Ich habe den Songtext vorher nicht gelesen und bin daher ganz unbefangen an die Sache ran. Dass es so ähnlich enden wird, kann man sich bereits denken, als Zion den Hund schlafen legt - zumindest ist im Folgenden klar, dass hier etwas nicht stimmt, dass es kein völlig harmloser Besuch bei einem alten Freund sein kann, denn für sowas müsste man den Hund nicht ausschalten. Danach gerät man jedoch wieder in Zweifel, da das alles so 'sanft' vonstatten geht, Zion in positiven Erinnerungen an Andreas und das Haus schwelgt und die Zweisamkeit später so ungetrübt genießt. Und dass er dann doch nichts Anderes tut, als dem Anderen das Messer an den Hals zu setzen, im Moment offensichtlich größter, EIGENER Seligkeit, das ist das Tolle an der Geschichte, denn das ist das wahrhaft psychopathische Moment.
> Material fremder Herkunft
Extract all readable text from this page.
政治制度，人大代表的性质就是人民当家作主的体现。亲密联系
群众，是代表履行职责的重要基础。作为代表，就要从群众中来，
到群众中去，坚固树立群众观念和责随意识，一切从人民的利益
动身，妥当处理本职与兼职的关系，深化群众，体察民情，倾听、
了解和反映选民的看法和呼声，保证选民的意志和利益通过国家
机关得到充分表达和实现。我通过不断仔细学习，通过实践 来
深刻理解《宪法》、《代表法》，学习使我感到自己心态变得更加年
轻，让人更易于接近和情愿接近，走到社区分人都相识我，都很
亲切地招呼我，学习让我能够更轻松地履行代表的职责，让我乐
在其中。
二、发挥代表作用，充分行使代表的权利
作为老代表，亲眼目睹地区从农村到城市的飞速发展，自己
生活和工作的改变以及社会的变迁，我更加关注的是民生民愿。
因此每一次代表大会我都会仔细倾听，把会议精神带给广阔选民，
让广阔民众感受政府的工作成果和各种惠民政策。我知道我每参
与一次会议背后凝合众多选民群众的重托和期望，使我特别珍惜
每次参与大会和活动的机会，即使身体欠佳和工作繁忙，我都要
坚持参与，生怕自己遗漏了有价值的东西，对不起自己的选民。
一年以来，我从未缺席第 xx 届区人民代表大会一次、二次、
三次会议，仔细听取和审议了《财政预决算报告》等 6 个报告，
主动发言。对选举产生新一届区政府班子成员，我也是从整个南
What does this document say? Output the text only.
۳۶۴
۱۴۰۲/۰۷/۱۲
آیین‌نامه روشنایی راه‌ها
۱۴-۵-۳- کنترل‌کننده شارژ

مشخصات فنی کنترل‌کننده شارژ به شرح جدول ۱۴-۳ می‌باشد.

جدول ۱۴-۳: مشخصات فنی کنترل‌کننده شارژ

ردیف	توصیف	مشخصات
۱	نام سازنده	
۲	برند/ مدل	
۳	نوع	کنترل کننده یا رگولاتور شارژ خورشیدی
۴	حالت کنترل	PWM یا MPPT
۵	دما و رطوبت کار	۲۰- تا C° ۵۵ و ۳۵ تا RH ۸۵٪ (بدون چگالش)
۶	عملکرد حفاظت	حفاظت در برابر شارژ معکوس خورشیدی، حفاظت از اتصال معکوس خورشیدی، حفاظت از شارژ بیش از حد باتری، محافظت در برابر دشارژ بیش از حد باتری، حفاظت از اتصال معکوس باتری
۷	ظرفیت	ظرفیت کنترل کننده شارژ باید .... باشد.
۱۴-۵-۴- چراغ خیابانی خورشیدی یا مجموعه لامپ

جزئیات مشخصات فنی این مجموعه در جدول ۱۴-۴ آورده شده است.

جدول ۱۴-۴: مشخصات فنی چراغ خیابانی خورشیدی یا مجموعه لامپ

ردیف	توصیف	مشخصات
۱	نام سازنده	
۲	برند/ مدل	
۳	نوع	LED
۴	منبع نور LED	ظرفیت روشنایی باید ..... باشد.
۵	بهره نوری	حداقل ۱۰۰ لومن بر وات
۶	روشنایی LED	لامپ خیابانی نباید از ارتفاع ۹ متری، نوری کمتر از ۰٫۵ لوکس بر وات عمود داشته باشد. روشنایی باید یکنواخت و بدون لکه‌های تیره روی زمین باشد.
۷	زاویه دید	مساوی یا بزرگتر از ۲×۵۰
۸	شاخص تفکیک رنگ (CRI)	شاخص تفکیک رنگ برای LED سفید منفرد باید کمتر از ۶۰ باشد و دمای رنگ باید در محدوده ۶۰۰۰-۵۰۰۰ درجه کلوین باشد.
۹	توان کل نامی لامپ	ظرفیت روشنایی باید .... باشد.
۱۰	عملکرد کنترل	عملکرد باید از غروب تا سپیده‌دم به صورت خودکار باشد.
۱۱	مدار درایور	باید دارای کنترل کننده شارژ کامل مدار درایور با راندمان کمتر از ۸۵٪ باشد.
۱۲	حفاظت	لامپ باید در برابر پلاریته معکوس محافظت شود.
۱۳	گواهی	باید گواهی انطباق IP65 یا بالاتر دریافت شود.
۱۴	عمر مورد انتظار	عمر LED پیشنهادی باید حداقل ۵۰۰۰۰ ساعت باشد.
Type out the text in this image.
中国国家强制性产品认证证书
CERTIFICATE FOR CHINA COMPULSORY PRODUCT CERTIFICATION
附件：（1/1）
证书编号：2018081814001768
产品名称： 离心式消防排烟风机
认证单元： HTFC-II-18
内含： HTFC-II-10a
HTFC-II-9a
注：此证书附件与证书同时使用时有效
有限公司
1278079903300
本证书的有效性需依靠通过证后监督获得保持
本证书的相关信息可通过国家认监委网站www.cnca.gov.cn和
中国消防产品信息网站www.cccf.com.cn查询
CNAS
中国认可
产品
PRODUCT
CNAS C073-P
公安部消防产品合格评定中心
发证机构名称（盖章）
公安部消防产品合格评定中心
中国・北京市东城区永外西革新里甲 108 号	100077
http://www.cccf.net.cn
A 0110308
Es ist einfach krank. Kein Wort des Hasses, kein Fünkchen Aversion gegen das Opfer, im Gegenteil, Liebe, Verehrung, Bewunderung, Genuss und dann diese Tat (beziehungsweise die Andeutung, da Andreas weint, ist offen, ob Zion nun schneidet), die dem so absolut entgegengesetzt ist, ohne irgendwelche Bedenken, allein aus Krankheit heraus, aus unverbesserlicher Störung. Ich liebe sowas. Ein verdrehter Geist. Ein ultimativer Vertrauensbruch, und er denkt nicht mal ein einziges Wort darüber nach, die ganze Zeit ist in seinem Kopf nur Positives, trotzdem macht diese mordlüsterne Störung einfach, was sie möchte. Ohne jede Reue, jede Empathie, ohne das Gefühl, etwas Falsches zu tun und ohne einen Gedanken an Konsequenzen, ohne einen an Boshaftigkeit. Eben einfach so. Hrhr. Das ist es einfach. Sowas will ich lesen.

Das einzige, was mich verwirrt hat, war die chronologische Abfolge. Die Erinnerungen an das Haus - hat er da mal mit Andreas gewohnt? Davon war in deiner Vorgeschichte nicht die Rede. Ich hatte danach gemeint, sie kannten sich nur aus dem Gefängnis/Gericht.